As captain of the Super Fan Club at Lafayette High School in St. Louis, Conde led waves, hollered chants, and pumped up the crowd as Lawrence, his high school team’s star player, dished out assists and canned threes for the Lancers.

“I think every year Conde was there, he was probably our best fan,” Lawrence said.

Two years and several thousand more students later, Conde, a junior at MU, again found himself rooting for his hometown friend after Lawrence accepted a scholarship to play for the Tigers.

And while Conde has enjoyed cheering for Lawrence throughout their friendship, he couldn’t have been more excited to learn about an opportunity for the roles to finally be reversed.

For the first time, this year the Missouri basketball team let students participate in team drills during the first practice.

“Conde called me and told me he was going to do all this stuff, running up and down the floor, doing our drills and stuff,” Lawrence said. “I was excited to see what he had out there, which was...you know, he’s got a little game.”

What Conde wasn’t expecting, however, was the five-on-five scrimmage he got to participate in after the drills. Conde is never afraid to talk up his game to Lawrence, but this was finally Conde’s chance to back it up with the basketball team watching from the bench.

But during the six-minute game, on the biggest stage in his basketball career, Conde failed to prove himself, shooting an underwhelming one-for-three on his team’s way to a 9-6 loss.

“I was a little nervous because whenever we go out and play a pick-up game or something like that, I always play terrible in front of him,” Conde said. “He doesn’t think I’m very good at all.”

After the scrimmage, Conde had a number of excuses for his mediocre play. He had already worked out that day, he said. The teams were uneven, he claimed. Regardless of the excuses, Lawrence couldn’t have found Conde’s time in the spotlight more amusing.

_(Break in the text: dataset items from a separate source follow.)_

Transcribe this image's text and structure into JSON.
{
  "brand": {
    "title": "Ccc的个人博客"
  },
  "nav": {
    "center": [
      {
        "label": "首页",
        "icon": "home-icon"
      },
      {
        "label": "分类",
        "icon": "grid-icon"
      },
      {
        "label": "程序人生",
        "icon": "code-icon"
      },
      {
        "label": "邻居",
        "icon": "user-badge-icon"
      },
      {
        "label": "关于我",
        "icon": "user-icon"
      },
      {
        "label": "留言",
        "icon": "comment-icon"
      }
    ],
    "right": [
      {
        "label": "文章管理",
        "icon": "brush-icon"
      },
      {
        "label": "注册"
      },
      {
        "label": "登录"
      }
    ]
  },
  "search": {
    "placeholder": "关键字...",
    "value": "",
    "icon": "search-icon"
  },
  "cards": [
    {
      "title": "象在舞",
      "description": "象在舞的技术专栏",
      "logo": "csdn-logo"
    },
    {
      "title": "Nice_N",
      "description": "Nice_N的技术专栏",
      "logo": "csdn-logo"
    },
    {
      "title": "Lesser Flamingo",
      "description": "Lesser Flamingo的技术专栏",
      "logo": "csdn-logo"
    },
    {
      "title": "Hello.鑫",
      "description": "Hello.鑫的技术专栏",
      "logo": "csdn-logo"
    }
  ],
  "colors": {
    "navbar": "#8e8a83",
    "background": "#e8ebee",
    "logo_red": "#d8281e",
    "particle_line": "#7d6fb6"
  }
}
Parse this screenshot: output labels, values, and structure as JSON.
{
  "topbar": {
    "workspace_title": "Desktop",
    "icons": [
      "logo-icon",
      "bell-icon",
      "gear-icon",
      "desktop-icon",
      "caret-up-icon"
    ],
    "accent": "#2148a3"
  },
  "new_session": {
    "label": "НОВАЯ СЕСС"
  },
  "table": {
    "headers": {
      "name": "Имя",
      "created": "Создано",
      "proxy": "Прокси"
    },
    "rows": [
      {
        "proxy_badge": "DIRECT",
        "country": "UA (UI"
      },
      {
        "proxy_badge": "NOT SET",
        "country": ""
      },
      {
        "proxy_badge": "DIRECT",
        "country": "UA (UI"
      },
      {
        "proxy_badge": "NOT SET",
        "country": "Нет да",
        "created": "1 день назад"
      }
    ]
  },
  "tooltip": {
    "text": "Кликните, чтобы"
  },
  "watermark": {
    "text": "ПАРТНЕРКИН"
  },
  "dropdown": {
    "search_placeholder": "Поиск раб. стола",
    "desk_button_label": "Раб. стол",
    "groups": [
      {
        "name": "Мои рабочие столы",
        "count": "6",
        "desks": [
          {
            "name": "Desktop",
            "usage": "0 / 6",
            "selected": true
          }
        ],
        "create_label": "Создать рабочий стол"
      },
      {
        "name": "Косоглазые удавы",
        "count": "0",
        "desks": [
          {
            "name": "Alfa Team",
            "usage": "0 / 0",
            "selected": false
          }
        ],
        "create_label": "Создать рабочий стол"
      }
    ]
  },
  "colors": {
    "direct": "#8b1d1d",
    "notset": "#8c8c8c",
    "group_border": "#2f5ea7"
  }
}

“I think he should have shot the ball more,” Lawrence said, laughing. “ I mean, he was trying to distribute the ball a little more, get the girls involved, but Steve Conde’s got a J, he needs to take the three.”

As a spectator, Lawrence had just as much fun.

“Oh, it was great,” he said. “Steve’s always talking about how he’s killin’ at the Rec and everything, so it was good to have him come out here where I play and show me his skills.”